Someone recently referred me on a particular issue to the site Sharia Unveiled, with which I was unfamiliar (though the name rang a bell). Without passing definitive judgment on the site on the basis of a brief visit (I read only a particular post, not the site's mission statement), I must say I was not struck favorably by the sidebar, which features among other things the picture of a young girl with the caption "Fight Islam for me" beneath it. Not "Fight extremism for me," not "Fight Salafism for me," but "Fight Islam for me." This kind of thing is politically irresponsible and unacceptable and, frankly, stupid.

Saturday, July 26, 2014

A Most Wanted Man

I saw the movie A Most Wanted Man last night, having just read the LeCarré novel on which it's based. Among my several criticisms of the movie, the main one is that it considerably tones down the political edge of the book, which was published in 2008 and is a strong critique of certain facets of the 'war on terror'. The political message is not absent from the movie, but it is muted. Philip Seymour Hoffman is good in his last major role and there are a couple of other good performances, but on the whole I found the film disappointing.

Thursday, July 24, 2014

"The fever-dream stage of superpowerdom"

The quote is from Timothy Burke's post on that guy who claimed a "country" for his daughter on a small piece of land in southern Egypt. As Burke points out, the only reason it's unclaimed terra nullius is that Egypt and Sudan, "still fencing with each other about their postcolonial border," each has a reason not to claim it. 

Wednesday, July 23, 2014

Quote of the day

Following a link provided by a commenter on the USIH roundtable led me to Paul Kramer's historiographical essay in American Historical Review (Dec. 2011), for which a pdf is available. I've only glanced through it, but I like Kramer's opening paragraph enough to quote it here:
When U.S. historians begin to talk about empire, it usually registers the declining fortunes of others. The term’s use among historians in reference to the United States has crested during controversial wars, invasions, and occupations, and ebbed when projections of American power have receded from public view. This periodicity—this tethering of empire as a category of analysis to the vagaries of U.S. power and its exercise—is one of the striking aspects of empire’s strange historiographic career. When it comes to U.S. imperial history, one might say, the owl of Minerva flies primarily when it is blasted from its perch.

Sunday, July 20, 2014

Y. Levy on Israel's casualty aversion

The latest headline from Gaza -- 60 Palestinians, 13 Israeli soldiers killed in the latest clash -- reminded me that I'd seen reviews of this book by Yagil Levy. A glance at the introduction confirms that the book was the author's dissertation. One of his arguments is that increased sensitivity to military casualties among the Israeli middle class helps explain the use of "excessive force" (the phrase is Levy's) in the 2009 Gaza offensive (Operation Cast Lead).

Tuesday, July 15, 2014

USIH Roundtable on U.S. Foreign Policy and the Left

The foreign-policy roundtable at the U.S. Intellectual History blog, taking off from Perry Anderson's NLR essays, has begun; Andrew Hartman's opening remarks are here. Other contributions will follow, including mine (to which I'll be adding a link, in the self-promoting tradition of the blogosphere). Update: My piece is here; essays by the other participants to follow. 

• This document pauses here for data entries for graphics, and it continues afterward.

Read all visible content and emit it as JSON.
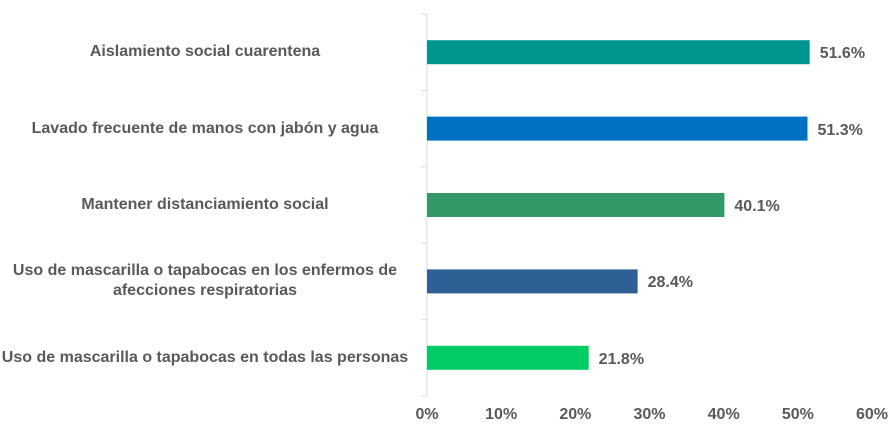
{
  "chart_data": {
    "type": "barh",
    "categories": [
      "Aislamiento social cuarentena",
      "Lavado frecuente de manos con jabón y agua",
      "Mantener distanciamiento social",
      "Uso de mascarilla o tapabocas en los enfermos de afecciones respiratorias",
      "Uso de mascarilla o tapabocas en todas las personas"
    ],
    "values": [
      51.6,
      51.3,
      40.1,
      28.4,
      21.8
    ],
    "value_labels": [
      "51.6%",
      "51.3%",
      "40.1%",
      "28.4%",
      "21.8%"
    ],
    "colors": [
      "#00968f",
      "#0070c0",
      "#339966",
      "#2e6096",
      "#00cc66"
    ],
    "xlim": [
      0,
      60
    ],
    "xticks": [
      {
        "value": 0,
        "label": "0%"
      },
      {
        "value": 10,
        "label": "10%"
      },
      {
        "value": 20,
        "label": "20%"
      },
      {
        "value": 30,
        "label": "30%"
      },
      {
        "value": 40,
        "label": "40%"
      },
      {
        "value": 50,
        "label": "50%"
      },
      {
        "value": 60,
        "label": "60%"
      }
    ]
  }
}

Further update (7/17): Three pieces (counting the introductory post) in the roundtable are now up, and there is some discussion in the comments.

Monday, July 14, 2014

Nadine Gordimer

The Guardian obituary.

I think Burger's Daughter and The House Gun, and possibly a couple of short stories (the collection Not for Publication was on my parents' shelves when I was a kid), is all I've read of her work. Burger's Daughter was very good, though at this remove I have a clear memory of one scene, and that's about it.